Hacker News new | ask | show | jobs
by ma2rten 4593 days ago
It's easy to write a language guesser, but's not easy to write a good one. Even Google Translate is not prefect (see below).
2 comments

Great point. Often overlooked by people who only know what I call "drive-by machine learning" (finished an online ML course or something).

There's a multitude of problems with real-world texts that a robust guesser must deal with gracefully: short texts; texts in none of the languages the "guesser" was trained for (is it able to return "none of the above?" or does it return a random one then?); texts in multiple languages (incl. common noun phrases phrases inserted into text in another language); texts with parts repeated multiple times (web pages and blogs in particular are a bitch!), which skews char/word distributions and messes up statistical models etc.

It's the same thing as with spelling correction, really. "But Norvig did it in 1.5 lines of Python!" See "A Spellchecker Used To Be A Major Feat of Software Engineering" at https://news.ycombinator.com/item?id=3466927 Spoiler: it still is, except for "drive-by ML apps".

Often overlooked by people who only know what I call "drive-by machine learning" (finished an online ML course or something).

A bit sour, are we? ;)

The point is that it is an NLP task where it is relatively easy to get good results on general text (see Cavnar and Trenkle).

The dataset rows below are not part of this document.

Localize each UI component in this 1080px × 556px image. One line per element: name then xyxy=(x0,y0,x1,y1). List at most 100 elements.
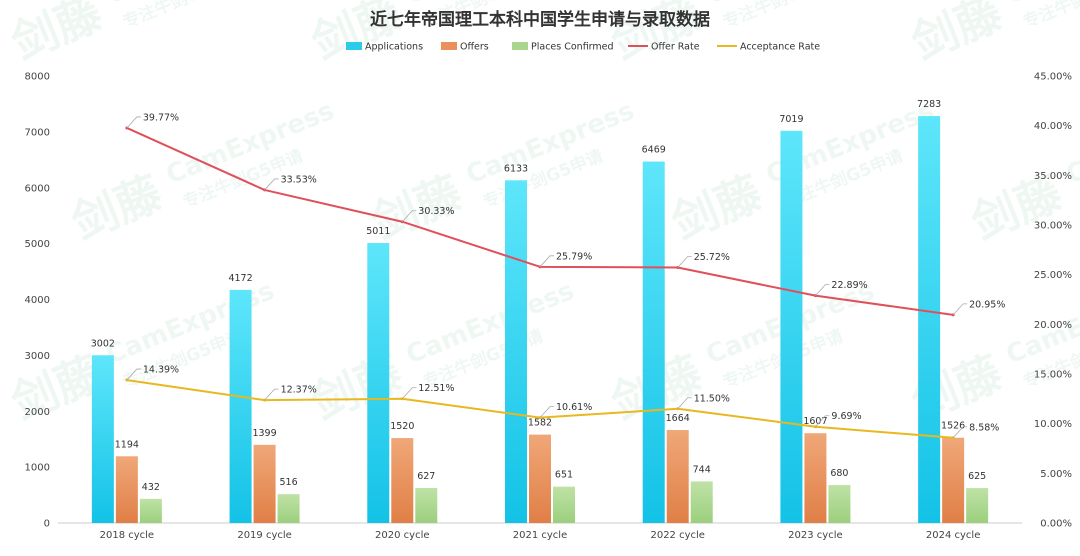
bar-offers xyxy=(391,438,413,523)
rate-label: 39.77% xyxy=(143,112,179,123)
bar-value-label: 4172 xyxy=(228,273,252,284)
x-tick-label: 2018 cycle xyxy=(100,530,154,541)
label-leader xyxy=(127,117,141,128)
y-right-tick-label: 0.00% xyxy=(1040,519,1072,530)
bar-value-label: 1399 xyxy=(252,428,276,439)
y-right-tick-label: 45.00% xyxy=(1034,72,1072,83)
bar-value-label: 1526 xyxy=(941,421,965,432)
y-left-tick-label: 3000 xyxy=(25,351,50,362)
y-left-tick-label: 4000 xyxy=(25,295,50,306)
y-right-tick-label: 40.00% xyxy=(1034,121,1072,132)
x-tick-label: 2020 cycle xyxy=(375,530,429,541)
legend-label: Acceptance Rate xyxy=(740,42,820,53)
bar-places-confirmed xyxy=(691,481,713,523)
watermark-text: 专注牛剑G5申请 xyxy=(120,0,246,33)
x-tick-label: 2023 cycle xyxy=(788,530,842,541)
legend-label: Applications xyxy=(365,42,423,53)
label-leader xyxy=(265,389,279,400)
rate-label: 25.72% xyxy=(694,252,730,263)
bar-places-confirmed xyxy=(415,488,437,523)
rate-label: 8.58% xyxy=(969,422,999,433)
y-left-tick-label: 6000 xyxy=(25,183,50,194)
y-right-tick-label: 35.00% xyxy=(1034,171,1072,182)
y-left-tick-label: 2000 xyxy=(25,407,50,418)
bar-applications xyxy=(92,355,114,523)
bar-value-label: 6469 xyxy=(642,145,666,156)
rate-label: 9.69% xyxy=(831,411,861,422)
bar-value-label: 1582 xyxy=(528,418,552,429)
legend-item-acceptance-rate: Acceptance Rate xyxy=(717,42,820,53)
bar-value-label: 1664 xyxy=(666,413,690,424)
bar-offers xyxy=(942,438,964,523)
watermark-text: 剑藤 xyxy=(64,166,170,251)
y-left-tick-label: 0 xyxy=(44,519,50,530)
legend-label: Places Confirmed xyxy=(531,42,614,53)
watermark-text: 剑藤 xyxy=(664,166,770,251)
bar-value-label: 7283 xyxy=(917,99,941,110)
y-left-tick-label: 5000 xyxy=(25,239,50,250)
y-left-tick-label: 7000 xyxy=(25,127,50,138)
bar-value-label: 744 xyxy=(693,464,711,475)
label-leader xyxy=(540,256,554,267)
bar-value-label: 516 xyxy=(280,477,298,488)
watermark-text: 专注牛剑G5申请 xyxy=(720,0,846,33)
x-tick-label: 2022 cycle xyxy=(650,530,704,541)
rate-label: 10.61% xyxy=(556,402,592,413)
bar-value-label: 680 xyxy=(830,468,848,479)
legend: Applications Offers Places Confirmed Offer … xyxy=(346,42,820,53)
y-right-tick-label: 5.00% xyxy=(1040,469,1072,480)
bar-offers xyxy=(804,433,826,523)
rate-label: 12.51% xyxy=(418,383,454,394)
bar-value-label: 625 xyxy=(968,471,986,482)
chart-title: 近七年帝国理工本科中国学生申请与录取数据 xyxy=(370,9,710,30)
legend-swatch xyxy=(441,42,457,50)
rate-label: 22.89% xyxy=(831,280,867,291)
bar-offers xyxy=(667,430,689,523)
y-left-tick-label: 8000 xyxy=(25,72,50,83)
bar-value-label: 651 xyxy=(555,470,573,481)
label-leader xyxy=(678,257,692,268)
legend-item-offers: Offers xyxy=(441,42,489,53)
bar-places-confirmed xyxy=(553,487,575,523)
bar-applications xyxy=(505,180,527,523)
bar-value-label: 432 xyxy=(142,482,160,493)
legend-swatch xyxy=(512,42,528,50)
y-right-tick-label: 30.00% xyxy=(1034,221,1072,232)
bar-value-label: 7019 xyxy=(779,114,803,125)
watermark-text: 专注牛剑G5申请 xyxy=(1020,0,1080,33)
x-tick-label: 2019 cycle xyxy=(237,530,291,541)
watermark-text: 剑藤 xyxy=(304,346,410,431)
y-right-tick-label: 20.00% xyxy=(1034,320,1072,331)
y-right-tick-label: 25.00% xyxy=(1034,270,1072,281)
legend-swatch xyxy=(346,42,362,50)
rate-label: 33.53% xyxy=(281,174,317,185)
bar-value-label: 1520 xyxy=(390,421,414,432)
bar-applications xyxy=(367,243,389,523)
bar-applications xyxy=(918,116,940,523)
y-left-tick-label: 1000 xyxy=(25,463,50,474)
bar-applications xyxy=(780,131,802,523)
x-tick-label: 2024 cycle xyxy=(926,530,980,541)
watermark-text: 剑藤 xyxy=(4,0,110,70)
bar-value-label: 5011 xyxy=(366,226,390,237)
bar-value-label: 6133 xyxy=(504,163,528,174)
bar-places-confirmed xyxy=(966,488,988,523)
bar-value-label: 3002 xyxy=(91,338,115,349)
bar-offers xyxy=(254,445,276,523)
bar-places-confirmed xyxy=(278,494,300,523)
bar-applications xyxy=(643,162,665,523)
rate-label: 11.50% xyxy=(694,393,730,404)
legend-label: Offer Rate xyxy=(651,42,700,53)
bar-offers xyxy=(116,456,138,523)
rate-label: 30.33% xyxy=(418,206,454,217)
y-right-tick-label: 15.00% xyxy=(1034,370,1072,381)
x-tick-label: 2021 cycle xyxy=(513,530,567,541)
bar-applications xyxy=(230,290,252,523)
y-right-tick-label: 10.00% xyxy=(1034,419,1072,430)
rate-label: 25.79% xyxy=(556,251,592,262)
legend-item-places-confirmed: Places Confirmed xyxy=(512,42,614,53)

So, it is a fun and satisfying exercise.

Saying there is difficult noisy data is pointing out the obvious ;).

If it's obvious to you, then you're not the target audience of my disclaimer :)

But HN responses to posts like these overwhelmingly suggest it's far from obvious.

  So, it is a fun and satisfying exercise.
I agree. Perhaps you can help evangelize the world of difference between "fun exercise" and a production-ready system (the OP is a paid service).
I agree. Perhaps you can help evangelize the world of difference between "fun exercise" and a production-ready system (the OP is a paid service).

I used to be a bit upset when someone claims to have implemented a state-of-the-art POS tagger, when they just took the dictionary and rules produced by Eric Brill's learner verbatim and apply those. Or worse, they take the first ten rules ;).

Nowadays I just prefer to evolution let do its work. The best or the one with the best marketing wins :).

Liberating approach Daniel!

I'm still in the naive do-it-well phase, but seeing the downvotes, it may be time to join the hipsters. Or at least shut up ;)

It's easy to write a language guesser, but's not easy to write a good one.

Obviously, it is highly domain and text length dependent (as I also mentioned in another comment).

But, e.g. Cavnar and Trenkle obtained a 99.8% accuracy on newsgroup articles in 14 languages using the method outlined above.

There are very few NLP tasks where you can achieve such high accuracy with relatively simple and understandable methods. That's why it is a nice subject for an NLP introduction to e.g. high school students.

I have worked in parsing and generation, where it is difficult to obtain satisfying results with many man years of work on newspaper text, let alone tweets or Youtube comments ;).